Lawmakers to Search for New Ways to Fund Public Defense
BATON ROUGE – The $48 million Louisiana lawmakers recently appropriated for public defense is appreciated but not enough to ensure defendants get fair trials, officials said Monday.
The $45 dollar “conviction fee” public defenders rely on for much of their funding is unpredictable, making it hard to plan an accurate budget, and creates perverse incentives because defense attorneys essentially are paid to lose, they said. About three-quarters of the fees come from traffic tickets, so when people drive less or law enforcement officers give fewer tickets, funding dips.
Remy Starns, the state public defender, said he isn’t sure how much money is needed but called for a “reliable, recurring, sustainable, sufficient funding source.”

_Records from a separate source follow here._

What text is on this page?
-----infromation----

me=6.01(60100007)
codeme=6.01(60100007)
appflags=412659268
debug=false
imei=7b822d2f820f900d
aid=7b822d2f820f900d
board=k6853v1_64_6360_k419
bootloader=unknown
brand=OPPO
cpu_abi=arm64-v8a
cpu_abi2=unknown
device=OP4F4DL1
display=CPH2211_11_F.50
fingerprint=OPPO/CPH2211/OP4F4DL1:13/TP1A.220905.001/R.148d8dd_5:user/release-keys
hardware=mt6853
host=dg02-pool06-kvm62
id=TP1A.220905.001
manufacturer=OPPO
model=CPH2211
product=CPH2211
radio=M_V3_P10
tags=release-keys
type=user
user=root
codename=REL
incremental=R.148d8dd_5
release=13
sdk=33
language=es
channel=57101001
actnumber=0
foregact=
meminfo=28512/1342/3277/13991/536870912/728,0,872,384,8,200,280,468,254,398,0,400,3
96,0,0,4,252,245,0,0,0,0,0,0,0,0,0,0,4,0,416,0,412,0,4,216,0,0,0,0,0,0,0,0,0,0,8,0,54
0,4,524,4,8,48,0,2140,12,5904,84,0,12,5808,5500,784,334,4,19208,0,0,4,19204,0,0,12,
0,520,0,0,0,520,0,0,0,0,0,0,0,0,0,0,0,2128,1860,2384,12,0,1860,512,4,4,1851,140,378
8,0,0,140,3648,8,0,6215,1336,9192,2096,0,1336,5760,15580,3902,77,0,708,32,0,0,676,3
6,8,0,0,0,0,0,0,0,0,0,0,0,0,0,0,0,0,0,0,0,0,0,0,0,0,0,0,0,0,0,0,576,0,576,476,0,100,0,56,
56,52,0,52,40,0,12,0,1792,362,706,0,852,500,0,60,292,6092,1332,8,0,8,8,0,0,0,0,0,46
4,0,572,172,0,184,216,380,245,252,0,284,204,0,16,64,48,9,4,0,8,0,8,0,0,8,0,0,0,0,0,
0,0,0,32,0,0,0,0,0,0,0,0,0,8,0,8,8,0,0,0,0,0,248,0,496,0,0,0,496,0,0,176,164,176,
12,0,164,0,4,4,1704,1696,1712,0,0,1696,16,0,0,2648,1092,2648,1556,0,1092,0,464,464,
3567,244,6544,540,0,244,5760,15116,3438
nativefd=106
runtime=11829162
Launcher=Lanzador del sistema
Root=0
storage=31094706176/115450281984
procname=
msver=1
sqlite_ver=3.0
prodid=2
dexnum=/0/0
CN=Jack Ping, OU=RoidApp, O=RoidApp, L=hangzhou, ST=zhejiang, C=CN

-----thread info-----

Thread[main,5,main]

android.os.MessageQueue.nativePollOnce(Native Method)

Starns is part of a study group the legislature created to figure out how to better fund the system that provides legal counsel for defendants who can’t afford to hire an attorney. The American Bar Association in 2017 reported that while 1,769 fulltime public defenders were needed to provide “reasonably effective” counsel for the state’s average annual case load, only 363 were employed.
The Louisiana Supreme Court is scheduled next month to hear a case based on the ABA report that could lead to costly judgements against the state, said Jean Faria, a member of the state’s Public Defender Board.
“If that case comes down the way it’s come down in other state supreme courts, the cost is going to be astronomical,” she said.
Only three jurisdictions in the state get any funding from local governments, Starns said. But every district attorney gets local money, he said, and the funding disparity puts defendants at a disadvantage.
The study group, which met for the first time Monday, plans to review best practices and report recommendations to the legislature next year.